Abstract
Background:
Sarcomatoid renal cell carcinoma (SRCC) is a rare and aggressive form of kidney tumor with a worse prognosis than conventional renal cell carcinoma. Skin metastasis is rare. Early recognition and prompt treatment are crucial.
Case Presentation:
A 66-year-old male with a PMH of SRCC presented with a large friable hemorrhagic nodule on the right chin six months after SRCC diagnosis. The skin biopsy confirmed metastatic SRCC. A superficial biopsy revealed an initial diagnosis of pyogenic granuloma. Further examination was recommended for a deeper section due to the lesion’s double-size expansion over 10 days. The second biopsy revealed atypical, keratin-positive, spindle-cell proliferation within the dermis. CD10 and PAX8 showed positive expression in the atypical spindle cell proliferation, consistent with cutaneous SRCC. A similar lesion was identified on the back. Brain metastasis was noted.

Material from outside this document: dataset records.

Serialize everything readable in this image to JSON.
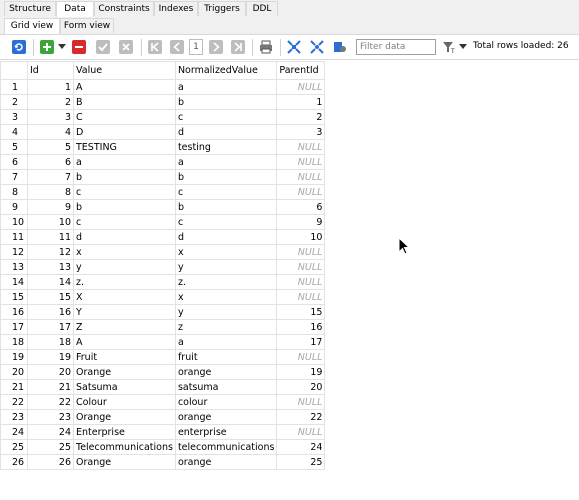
{
  "tabs": [
    "Structure",
    "Data",
    "Constraints",
    "Indexes",
    "Triggers",
    "DDL"
  ],
  "subtabs": [
    "Grid view",
    "Form view"
  ],
  "toolbar": {
    "page_number": "1",
    "filter_placeholder": "Filter data",
    "total_rows": "Total rows loaded: 26"
  },
  "grid": {
    "columns": [
      "Id",
      "Value",
      "NormalizedValue",
      "ParentId"
    ],
    "null_text": "NULL",
    "rows": [
      {
        "n": "1",
        "id": "1",
        "value": "A",
        "norm": "a",
        "parent": "NULL"
      },
      {
        "n": "2",
        "id": "2",
        "value": "B",
        "norm": "b",
        "parent": "1"
      },
      {
        "n": "3",
        "id": "3",
        "value": "C",
        "norm": "c",
        "parent": "2"
      },
      {
        "n": "4",
        "id": "4",
        "value": "D",
        "norm": "d",
        "parent": "3"
      },
      {
        "n": "5",
        "id": "5",
        "value": "TESTING",
        "norm": "testing",
        "parent": "NULL"
      },
      {
        "n": "6",
        "id": "6",
        "value": "a",
        "norm": "a",
        "parent": "NULL"
      },
      {
        "n": "7",
        "id": "7",
        "value": "b",
        "norm": "b",
        "parent": "NULL"
      },
      {
        "n": "8",
        "id": "8",
        "value": "c",
        "norm": "c",
        "parent": "NULL"
      },
      {
        "n": "9",
        "id": "9",
        "value": "b",
        "norm": "b",
        "parent": "6"
      },
      {
        "n": "10",
        "id": "10",
        "value": "c",
        "norm": "c",
        "parent": "9"
      },
      {
        "n": "11",
        "id": "11",
        "value": "d",
        "norm": "d",
        "parent": "10"
      },
      {
        "n": "12",
        "id": "12",
        "value": "x",
        "norm": "x",
        "parent": "NULL"
      },
      {
        "n": "13",
        "id": "13",
        "value": "y",
        "norm": "y",
        "parent": "NULL"
      },
      {
        "n": "14",
        "id": "14",
        "value": "z.",
        "norm": "z.",
        "parent": "NULL"
      },
      {
        "n": "15",
        "id": "15",
        "value": "X",
        "norm": "x",
        "parent": "NULL"
      },
      {
        "n": "16",
        "id": "16",
        "value": "Y",
        "norm": "y",
        "parent": "15"
      },
      {
        "n": "17",
        "id": "17",
        "value": "Z",
        "norm": "z",
        "parent": "16"
      },
      {
        "n": "18",
        "id": "18",
        "value": "A",
        "norm": "a",
        "parent": "17"
      },
      {
        "n": "19",
        "id": "19",
        "value": "Fruit",
        "norm": "fruit",
        "parent": "NULL"
      },
      {
        "n": "20",
        "id": "20",
        "value": "Orange",
        "norm": "orange",
        "parent": "19"
      },
      {
        "n": "21",
        "id": "21",
        "value": "Satsuma",
        "norm": "satsuma",
        "parent": "20"
      },
      {
        "n": "22",
        "id": "22",
        "value": "Colour",
        "norm": "colour",
        "parent": "NULL"
      },
      {
        "n": "23",
        "id": "23",
        "value": "Orange",
        "norm": "orange",
        "parent": "22"
      },
      {
        "n": "24",
        "id": "24",
        "value": "Enterprise",
        "norm": "enterprise",
        "parent": "NULL"
      },
      {
        "n": "25",
        "id": "25",
        "value": "Telecommunications",
        "norm": "telecommunications",
        "parent": "24"
      },
      {
        "n": "26",
        "id": "26",
        "value": "Orange",
        "norm": "orange",
        "parent": "25"
      }
    ]
  },
  "colors": {
    "accent_blue": "#2b6fd6",
    "green": "#3aa635",
    "red": "#d62b2b",
    "null_gray": "#a8a8a8"
  }
}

The patient passed away six months after being diagnosed with SRCC.
Discussion:
Sarcomatoid renal cell carcinoma (SRCC) is a rare and aggressive subtype of RCC accounting for less than 5% of all cases of kidney tumors. Its unique histologic appearance sets it apart from conventional RCC. When this tumor metastasizes to the skin, it usually presents with nodules or masses which can be mistaken for other benign or malignant skin lesions.
Conclusion:
It is important to maintain a high index of suspicion of skin involvement by SRCC. This case highlights the importance of continuous monitoring of patients with SRCC for any signs of metastatic spread, particularly to atypical locations such as the skin, for timely intervention.